If freedom is only an exterior action, it is inauthentic. It is the coerced “service” mouthed by corporations that endeavor to make customers feel cared for, so they will spend more money; or even the egotistic work of do-gooders to care for others whilst not truly seeing them. Real service starts with perceiving a need, submitting to it, and leaving one’s ego behind. It is premised on an inner disposition of receptivity, not activity. As Gurdjieff writes in Beelzebub’s Tales, “the higher blends with the lower in order to actualize the middle and thus becomes either higher for the preceding lower, or lower for the succeeding higher.” So by intentionally placing ourselves in the position of the lower, submitting to the knowledge that comes, a conscious middle is actualized in us, and true service may arise.

The middle that is actualized depends on the higher that we choose. For example, I was with my family last evening and my wife commented that our two-year-old was emitting a scent that suggested there was an evacuation in his diaper. She asked me to change it. I told her I was busy and asked her to do it. “You never change diapers,” she said, with frustration in her voice. Immediately, I felt a blend of righteousness and indignation arise, as I thought of the hundreds of diapers I have changed. But in that moment a flashbulb went off and I realized I was serving my own justification. The question arose: Do I want to serve my wife and child, whom I love, or my pride? The answer was implicit in the action—I got up from my “important” work and changed the diaper. The inner result of the event—what was actualized—was love, instead of resentment.

But the “Lord Creator” is eminently mysterious, and perpetually unknown or even unknowable from my current level of consciousness. Truly, it is not something to be known, but rather utilized as a means of stretching my being to receive a more conscious influence. The means of becoming receptive to this higher force is to quiet thought and become an empty cup; to bring attention into the instrument of body, mind, and emotions. The pitfall, and there is always a pitfall, is to become “full” of emptiness; namely, to so fixate on the effort so as to be so still or empty that nothing new can enter.

Avoiding the trap of self-involvement, what arises in the vacuum of emptiness is humility. If I remember that every breath, every moment of “my” existence, is granted from above—from an intelligence on a scale so far beyond my own as to be inconceivably greater, and that without it I would cease to exist in an instant, then I can begin to feel a very tender gratitude, and corresponding willingness, and readiness to serve.

To be clear, I am not talking about “believing in God.” What is above does not fit in any idea generated from below.
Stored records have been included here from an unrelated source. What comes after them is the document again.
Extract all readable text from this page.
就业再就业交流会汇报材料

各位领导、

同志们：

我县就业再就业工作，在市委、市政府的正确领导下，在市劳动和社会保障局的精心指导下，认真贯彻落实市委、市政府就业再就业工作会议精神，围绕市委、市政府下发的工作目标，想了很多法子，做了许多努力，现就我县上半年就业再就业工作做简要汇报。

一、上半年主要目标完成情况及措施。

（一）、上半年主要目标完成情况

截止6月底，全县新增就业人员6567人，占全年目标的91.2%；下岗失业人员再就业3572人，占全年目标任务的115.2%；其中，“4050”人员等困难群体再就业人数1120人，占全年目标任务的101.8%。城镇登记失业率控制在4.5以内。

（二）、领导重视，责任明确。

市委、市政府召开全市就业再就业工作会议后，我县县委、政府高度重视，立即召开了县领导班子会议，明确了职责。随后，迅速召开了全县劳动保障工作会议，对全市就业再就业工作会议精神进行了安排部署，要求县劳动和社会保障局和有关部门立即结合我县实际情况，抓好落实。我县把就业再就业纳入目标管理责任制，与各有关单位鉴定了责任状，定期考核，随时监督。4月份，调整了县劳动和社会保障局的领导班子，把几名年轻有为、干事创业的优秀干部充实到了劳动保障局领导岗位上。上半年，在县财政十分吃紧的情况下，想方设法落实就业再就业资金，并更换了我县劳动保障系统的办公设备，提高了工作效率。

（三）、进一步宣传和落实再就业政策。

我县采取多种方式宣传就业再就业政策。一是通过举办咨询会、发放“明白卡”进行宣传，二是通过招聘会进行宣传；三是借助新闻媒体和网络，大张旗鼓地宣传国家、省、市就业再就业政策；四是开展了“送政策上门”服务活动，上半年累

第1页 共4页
What is above is only a mystery, and is therefore immune to belief. Instead it is dynamic inquiry that allows us to catch a glimpse of that mystery by eschewing any apparent formulatable answer that arises. We inquire with our whole being: What is it? Or, more, pointedly: Who am I?

I reiterate that freedom is choosing to which master we are enslaved. This choice is renewable in every moment. It is the choice that the Dalai Lama and his Tibetan followers make that enables them to forgive the Chinese for the genocide of their people and the continued systematic destruction of their refined culture. And it is a choice that we can make on our own small scale of life, choosing to become receptive to a higher intelligence, especially in moments of anger and fear, when our most mechanical tendencies are rife.